Illinois Baptist Children’s Home and Family Services (BCHFS) is committed to restore a positive direction for everyone they minister to, said Executive Director Denny Hydrick. Starting in 2020, that mission includes clients at the agency’s new pregnancy resource clinic in Mt. Vernon.
GraceHaven opened in November to offer testing, ultrasounds, and prenatal and parenting education. The mission is to provide resources that allow clients to choose life for their unborn children. In Illinois, Hydrick said, 116 pregnancies are terminated every day.
Reporting in Decatur, he recounted his words at the 2019 IBSA Annual Meeting, when BCHFS was just in the early stages of planning for the new clinic. “We believe this is a vital need and a public way to express God’s value of human life,” Hydrick said then, committing to messengers that BCHFS would stand its ground on issues of life.

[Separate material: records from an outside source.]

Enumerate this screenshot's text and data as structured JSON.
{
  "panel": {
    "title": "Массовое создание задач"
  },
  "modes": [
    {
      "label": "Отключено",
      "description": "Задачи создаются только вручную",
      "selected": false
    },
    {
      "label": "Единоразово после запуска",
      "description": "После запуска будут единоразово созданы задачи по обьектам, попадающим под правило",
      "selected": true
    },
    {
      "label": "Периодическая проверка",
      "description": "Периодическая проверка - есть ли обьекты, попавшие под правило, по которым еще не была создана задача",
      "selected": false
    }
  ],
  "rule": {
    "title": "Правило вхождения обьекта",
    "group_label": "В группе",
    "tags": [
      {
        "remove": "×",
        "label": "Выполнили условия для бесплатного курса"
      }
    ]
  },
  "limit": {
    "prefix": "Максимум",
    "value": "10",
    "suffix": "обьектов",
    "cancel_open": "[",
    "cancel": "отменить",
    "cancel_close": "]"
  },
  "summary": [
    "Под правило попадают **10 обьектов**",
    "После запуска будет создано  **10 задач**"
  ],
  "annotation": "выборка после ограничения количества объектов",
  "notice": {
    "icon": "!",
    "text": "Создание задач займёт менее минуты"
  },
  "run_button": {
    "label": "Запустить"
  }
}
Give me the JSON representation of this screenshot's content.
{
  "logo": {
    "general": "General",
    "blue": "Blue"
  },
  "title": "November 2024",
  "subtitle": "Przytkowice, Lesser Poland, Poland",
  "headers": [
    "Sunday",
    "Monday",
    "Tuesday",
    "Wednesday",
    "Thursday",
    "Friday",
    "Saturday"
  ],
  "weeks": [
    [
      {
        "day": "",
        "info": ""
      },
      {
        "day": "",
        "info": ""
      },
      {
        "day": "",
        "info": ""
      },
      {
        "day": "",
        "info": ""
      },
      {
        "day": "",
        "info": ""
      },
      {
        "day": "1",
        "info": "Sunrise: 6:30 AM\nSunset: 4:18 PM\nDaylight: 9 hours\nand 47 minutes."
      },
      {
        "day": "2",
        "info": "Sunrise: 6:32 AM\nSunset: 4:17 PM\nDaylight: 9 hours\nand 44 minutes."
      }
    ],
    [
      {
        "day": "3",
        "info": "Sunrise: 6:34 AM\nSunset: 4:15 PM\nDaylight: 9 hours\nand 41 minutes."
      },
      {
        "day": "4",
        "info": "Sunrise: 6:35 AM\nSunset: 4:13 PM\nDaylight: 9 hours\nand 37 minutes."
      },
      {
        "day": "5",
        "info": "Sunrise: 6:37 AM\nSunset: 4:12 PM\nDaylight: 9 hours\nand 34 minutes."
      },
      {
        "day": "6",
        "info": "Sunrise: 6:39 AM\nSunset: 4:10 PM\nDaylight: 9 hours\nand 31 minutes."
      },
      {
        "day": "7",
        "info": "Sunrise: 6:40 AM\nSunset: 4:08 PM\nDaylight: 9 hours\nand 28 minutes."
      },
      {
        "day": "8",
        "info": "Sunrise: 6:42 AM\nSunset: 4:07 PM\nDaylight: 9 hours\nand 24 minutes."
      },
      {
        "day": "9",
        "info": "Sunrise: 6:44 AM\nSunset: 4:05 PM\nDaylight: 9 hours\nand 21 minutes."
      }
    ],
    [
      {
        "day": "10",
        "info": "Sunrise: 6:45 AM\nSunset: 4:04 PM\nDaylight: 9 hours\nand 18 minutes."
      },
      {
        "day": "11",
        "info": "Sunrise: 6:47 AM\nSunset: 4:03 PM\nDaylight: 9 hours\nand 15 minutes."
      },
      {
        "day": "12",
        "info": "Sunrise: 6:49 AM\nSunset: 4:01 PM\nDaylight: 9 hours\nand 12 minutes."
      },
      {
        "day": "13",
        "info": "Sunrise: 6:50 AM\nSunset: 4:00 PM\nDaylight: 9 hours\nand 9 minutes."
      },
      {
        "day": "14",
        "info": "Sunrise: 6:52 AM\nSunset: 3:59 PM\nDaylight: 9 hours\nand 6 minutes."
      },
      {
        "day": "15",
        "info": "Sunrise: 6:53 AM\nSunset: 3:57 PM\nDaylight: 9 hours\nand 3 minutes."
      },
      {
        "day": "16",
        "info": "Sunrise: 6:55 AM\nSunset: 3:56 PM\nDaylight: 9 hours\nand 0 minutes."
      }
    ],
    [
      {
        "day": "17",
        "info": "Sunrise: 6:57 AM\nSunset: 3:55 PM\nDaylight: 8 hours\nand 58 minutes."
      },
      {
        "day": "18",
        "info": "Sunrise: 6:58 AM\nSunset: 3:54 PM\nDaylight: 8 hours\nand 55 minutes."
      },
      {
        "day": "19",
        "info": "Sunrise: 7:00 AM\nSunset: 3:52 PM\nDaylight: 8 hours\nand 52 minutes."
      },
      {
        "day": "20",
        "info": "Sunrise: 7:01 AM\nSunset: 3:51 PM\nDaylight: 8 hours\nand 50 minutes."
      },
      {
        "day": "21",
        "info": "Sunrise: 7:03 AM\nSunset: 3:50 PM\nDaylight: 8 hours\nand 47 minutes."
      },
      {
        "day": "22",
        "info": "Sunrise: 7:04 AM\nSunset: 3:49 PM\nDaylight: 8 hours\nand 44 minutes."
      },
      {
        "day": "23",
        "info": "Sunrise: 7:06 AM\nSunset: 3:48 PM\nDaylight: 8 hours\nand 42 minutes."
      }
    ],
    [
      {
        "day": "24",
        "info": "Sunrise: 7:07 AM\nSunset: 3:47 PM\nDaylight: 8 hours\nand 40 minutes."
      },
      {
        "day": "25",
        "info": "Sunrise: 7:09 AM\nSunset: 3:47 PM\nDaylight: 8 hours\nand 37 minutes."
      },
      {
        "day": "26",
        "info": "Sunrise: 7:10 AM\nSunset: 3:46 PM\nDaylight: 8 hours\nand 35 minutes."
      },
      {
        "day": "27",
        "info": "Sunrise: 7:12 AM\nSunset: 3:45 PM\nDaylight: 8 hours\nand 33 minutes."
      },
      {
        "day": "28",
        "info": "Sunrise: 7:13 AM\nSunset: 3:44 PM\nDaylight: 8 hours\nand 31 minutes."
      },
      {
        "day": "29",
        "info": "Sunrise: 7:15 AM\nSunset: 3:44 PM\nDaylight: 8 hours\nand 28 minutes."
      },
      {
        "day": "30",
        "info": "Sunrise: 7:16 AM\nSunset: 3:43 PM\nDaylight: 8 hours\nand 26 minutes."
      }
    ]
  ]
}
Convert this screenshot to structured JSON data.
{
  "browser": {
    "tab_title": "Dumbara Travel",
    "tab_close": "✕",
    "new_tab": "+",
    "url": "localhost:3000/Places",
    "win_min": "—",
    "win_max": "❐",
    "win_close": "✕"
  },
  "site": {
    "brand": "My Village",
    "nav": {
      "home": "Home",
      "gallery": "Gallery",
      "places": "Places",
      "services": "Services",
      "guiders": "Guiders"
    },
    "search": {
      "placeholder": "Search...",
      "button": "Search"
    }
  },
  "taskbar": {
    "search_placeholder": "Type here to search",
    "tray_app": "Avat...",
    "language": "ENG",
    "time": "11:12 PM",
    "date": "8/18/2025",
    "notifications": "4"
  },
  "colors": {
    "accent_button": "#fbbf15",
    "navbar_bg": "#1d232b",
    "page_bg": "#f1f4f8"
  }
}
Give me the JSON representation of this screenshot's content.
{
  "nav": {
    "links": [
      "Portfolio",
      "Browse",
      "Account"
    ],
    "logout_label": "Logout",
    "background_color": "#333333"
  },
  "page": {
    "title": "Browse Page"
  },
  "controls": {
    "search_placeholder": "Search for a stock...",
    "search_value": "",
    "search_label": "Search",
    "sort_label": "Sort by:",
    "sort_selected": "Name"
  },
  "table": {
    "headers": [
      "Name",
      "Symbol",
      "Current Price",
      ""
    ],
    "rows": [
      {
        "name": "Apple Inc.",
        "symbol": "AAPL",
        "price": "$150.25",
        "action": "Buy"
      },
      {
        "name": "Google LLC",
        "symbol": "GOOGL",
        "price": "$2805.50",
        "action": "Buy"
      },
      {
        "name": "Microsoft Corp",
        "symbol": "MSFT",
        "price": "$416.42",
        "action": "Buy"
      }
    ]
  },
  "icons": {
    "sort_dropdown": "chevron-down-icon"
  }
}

“I said those words to you now knowing what 2020 was going to bring,” Hydrick said in Decatur. The current year has presented challenges no one could have anticipated, but he noted BCHFS’s various ministries have made pivots to continue to serve people in need. The agency served 1,130 people during the year through maternity care, residential services, counseling, and adoption.
Angels’ Cove Maternity Center, BCHFS’s long-standing ministry to pregnant women and their children, had to close for a few weeks earlier in the year. But the facility is open again and offering services tailored to each client, including a place to live for those who need it, prenatal care, parental education, counseling, and family care. And one Angels’ Cove client came to know Christ in 2020, Hydrick said.
Hydrick said the agency’s Faith Adoptions service is continuing to grow, striving to place children with loving, Christian parents across the region. Since March, BCHFS has worked with five birth moms, three of whom placed their children for adoption through the agency.
Pathways Counseling had to make one of the most significant shifts, Hydrick said, pivoting to a telehealth service so counselors in 13 locations across the state can continue to offer counseling to their clients.
At the Children’s Home in Carmi, BCHFS offers residential care for teens with behavioral challenges, often interceding before legal or state involvement becomes necessary. In 2020, Children’s Home staff had to quickly shift to a homeschooling model for their residents, after schools shut down due to COVID-19. “Because we’ve been spending a lot of extra time with our kids,” Hydrick said, “we’ve seen five salvations to date from that ministry.”
BCHFS made another pivot for their annual Fall Festival, which was canceled because of the pandemic. The annual quilt auction, a popular fundraiser for the agency, went online in 2020, with even more quilts up for auction.
Throughout his report, Hydrick thanked Illinois Baptists for supporting BCHFS for more than 100 years. “It’s worth celebrating that you as Illinois Baptists give above and beyond to support a ministry that is literally saving and changing futures, and impacting generations.”
Messengers to the meeting in Decatur approved a 2021 budget of $3,877,015.
Photo: Executive Director Denny Hydrick delivers a report from Illinois Baptist Children’s Home and Family Services, including the agency’s newest ministry, GraceHaven pregnancy resource clinic.